Current Legislation on EUSS

Settled Status

According to the current legislation, EEA nationals and their family members who had lived in the UK for a continuous period of 5 years before 31 December 2020 can make an application for settled status. This status is equivalent to indefinite leave to remain. To apply for settled status, applicants needed to primarily show that they had not left the UK for more than six months in any continuous 12-month period during the 5-year period. 

Pre-Settled Status

If EEA nationals or their family members have resided in the UK for less than five years, they can apply for a 5-year limited leave to remain, known as pre-settled status. People with pre-settled status can apply for settled status when they reach the 5-year residence. At present, it is not possible to apply for an extension of pre-settled status or to apply for settled status when the applicant has excessive absences from the UK. Even though exceptions do apply in these circumstances.  Therefore, all EEA nationals (and, when applicable, their family members) are currently obliged to make a second application (for settled status) if they want to continue to reside in the UK lawfully. The settled status application must be made before the expiry of pre-settled status. Otherwise, the person will immediately become an overstayer. Overstaying is a criminal offence in the UK. It attracts very serious consequences such as losing the right to work, receiving free medical treatment, renting accommodation, obtaining a driving licence, etc. 

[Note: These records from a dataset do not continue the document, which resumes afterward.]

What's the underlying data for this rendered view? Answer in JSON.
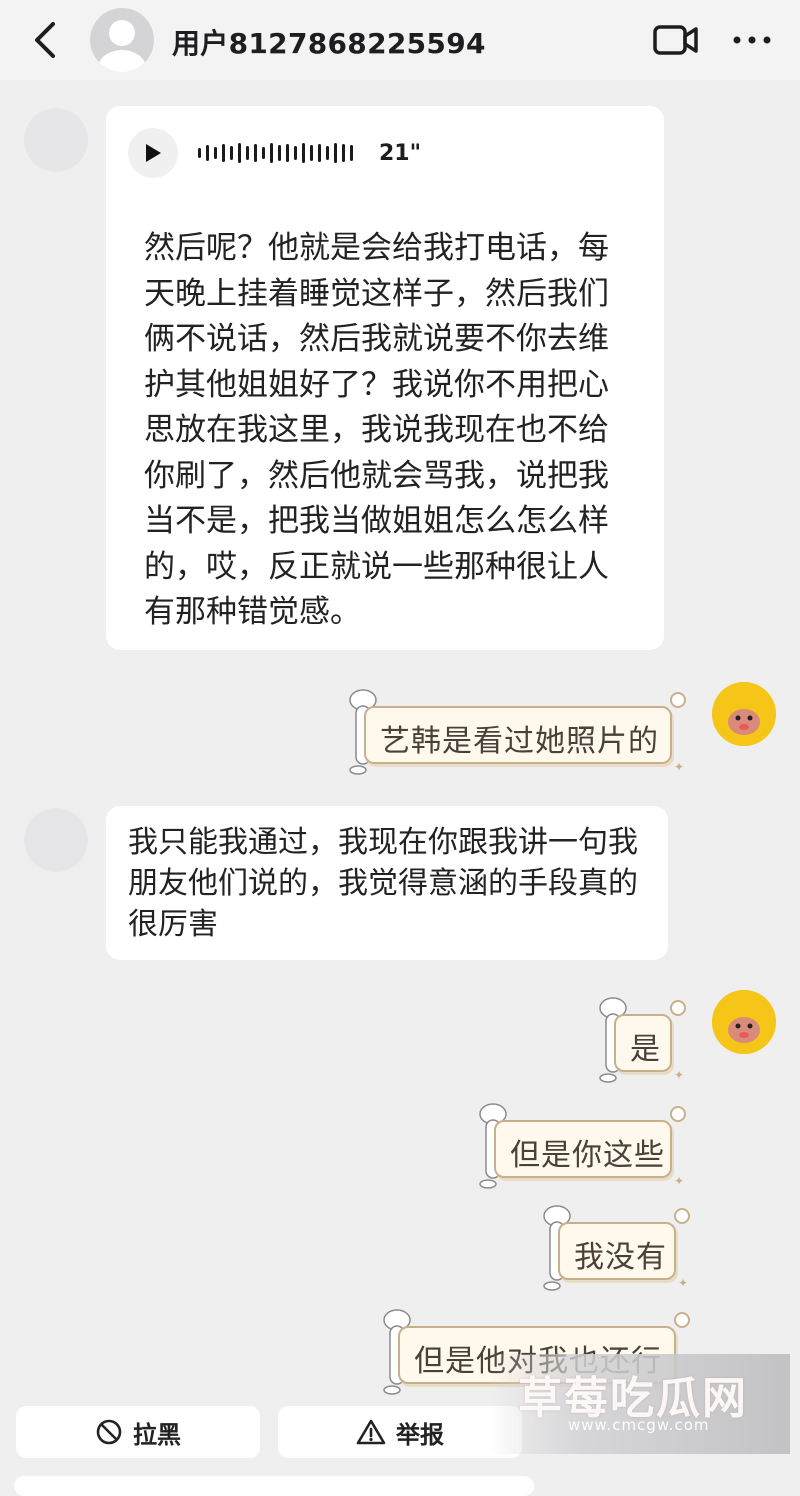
{
  "header": {
    "username": "用户8127868225594",
    "icons": [
      "back-arrow-icon",
      "avatar-placeholder-icon",
      "video-call-icon",
      "more-dots-icon"
    ]
  },
  "voice_message": {
    "duration": "21\"",
    "transcript": "然后呢？他就是会给我打电话，每天晚上挂着睡觉这样子，然后我们俩不说话，然后我就说要不你去维护其他姐姐好了？我说你不用把心思放在我这里，我说我现在也不给你刷了，然后他就会骂我，说把我当不是，把我当做姐姐怎么怎么样的，哎，反正就说一些那种很让人有那种错觉感。"
  },
  "messages": [
    {
      "side": "right",
      "type": "sticker",
      "text": "艺韩是看过她照片的"
    },
    {
      "side": "left",
      "type": "text",
      "text": "我只能我通过，我现在你跟我讲一句我朋友他们说的，我觉得意涵的手段真的很厉害"
    },
    {
      "side": "right",
      "type": "sticker",
      "text": "是"
    },
    {
      "side": "right",
      "type": "sticker",
      "text": "但是你这些"
    },
    {
      "side": "right",
      "type": "sticker",
      "text": "我没有"
    },
    {
      "side": "right",
      "type": "sticker",
      "text": "但是他对我也还行"
    }
  ],
  "bottom_actions": {
    "block_label": "拉黑",
    "report_label": "举报"
  },
  "watermark": {
    "title": "草莓吃瓜网",
    "url": "www.cmcgw.com"
  },
  "colors": {
    "background": "#efeff0",
    "bubble": "#ffffff",
    "sticker_border": "#c9b08c",
    "self_avatar": "#f5c518"
  }
}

High Court decision on EU Settlement Scheme

This very important Court case, Independent Monitoring Authority v Secretary of State for the Home Department [2022] EWHC 3274 (Admin), states that people holding pre-settled status should not automatically lose or be denied settled status if they fail to make a second application under the EUSS. The High Court clearly mentioned that there is no provision in the Withdrawal Agreement which makes it mandatory for pre-settled status holders to make a second application for settled status. However, readers should note that pre-settled status can be lost if the holder leaves the UK for longer than two years. 

Surprisingly, the Home Office has announced that they will not seek to challenge the decision further. This means new immigration rules and guidance must now be introduced, reflecting the Court’s findings. 

Advice from Breytenbachs

At this stage, and in anticipation of further guidance from the Home Office, Breytenbachs still advise our clients who qualify for settled status to apply if they wish to continue living in the UK,  and, perhaps, to apply for British citizenship in the future. The High Court’s decision is, indeed, excellent news and the result of the passionate work carried out by the independent Monitoring Authority (IMA) and other organisations, like the 3Mililions, which continue to campaign for the safeguards of EEA national’s rights.